"Washington Post" o polityce USA wobec Uzbekistanu
"Washington Post" wezwał administrację prezydenta George'a Busha, aby zerwała współpracę wojskową z Uzbekistanem, ponieważ rząd tego kraju brutalnie zdławił rebelię w Taszkiencie.
17.05.2005 | aktual.: 17.05.2005 19:44
Podkreślając, że prezydent Uzbekistanu Isłam Karimow od dawna tłumi wszelką opozycję, dziennik pisze w artykule redakcyjnym: "Dlaczego Stany Zjednoczone nadal popierają taką przestępczą i autodestrukcyjną politykę, kontynuując współpracę z armią, która przeprowadziła atak na demonstrantów?".
Uzbekistan udostępnił w 2001 r. swoje bazy wojskom amerykańskim, aby ułatwić im inwazję na Afganistan.
"Washington Post" zauważa, że chociaż sekretarz stanu Condoleezza Rice skrytykowała rząd Uzbekistanu za brak demokracji, "Karimow ignoruje takie upomnienia, gdyż ma bezwarunkowe poparcie Pentagonu za 'strategiczne partnerstwo', w wyniku którego USA obsługują bazę lotniczą koło Taszkientu".

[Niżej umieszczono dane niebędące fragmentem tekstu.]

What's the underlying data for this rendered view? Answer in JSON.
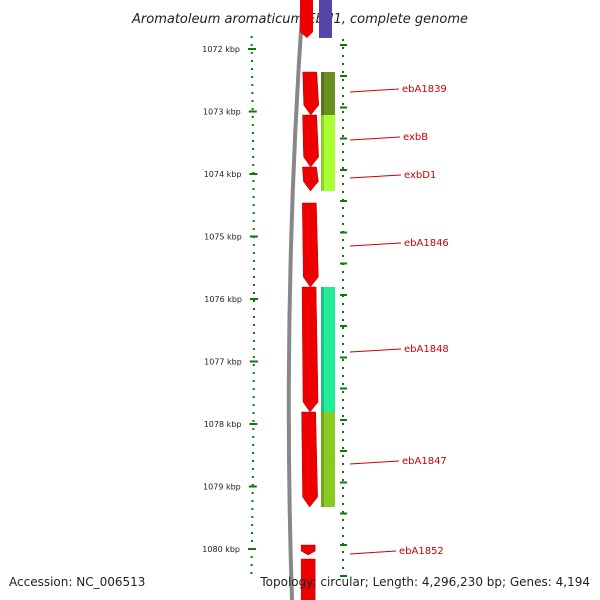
{
  "title": "Aromatoleum aromaticum EbN1, complete genome",
  "footer": {
    "accession": "Accession: NC_006513",
    "info": "Topology: circular; Length: 4,296,230 bp; Genes: 4,194"
  },
  "colors": {
    "tick": "#0a7a0a",
    "backbone": "#888888",
    "gene_red": "#ee0000",
    "label": "#cc0000"
  },
  "ticks": [
    "1072 kbp",
    "1073 kbp",
    "1074 kbp",
    "1075 kbp",
    "1076 kbp",
    "1077 kbp",
    "1078 kbp",
    "1079 kbp",
    "1080 kbp"
  ],
  "genes": [
    {
      "label": "ebA1839",
      "cog_color": "#6b8e23"
    },
    {
      "label": "exbB",
      "cog_color": "#aaff33"
    },
    {
      "label": "exbD1",
      "cog_color": "#aaff33"
    },
    {
      "label": "ebA1846",
      "cog_color": ""
    },
    {
      "label": "ebA1848",
      "cog_color": "#22ee99"
    },
    {
      "label": "ebA1847",
      "cog_color": "#88cc22"
    },
    {
      "label": "ebA1852",
      "cog_color": ""
    }
  ]
}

"Jeżeli prezydent Bush rzeczywiście chce wpłynąć na Karimowa, będzie musiał wypracować taką politykę, która kształtuje nasze stosunki wojskowe na podstawie obserwacji polityki wewnętrznej dyktatora, i nakazać, aby oficerowie armii USA się jej trzymali" - pisze gazeta.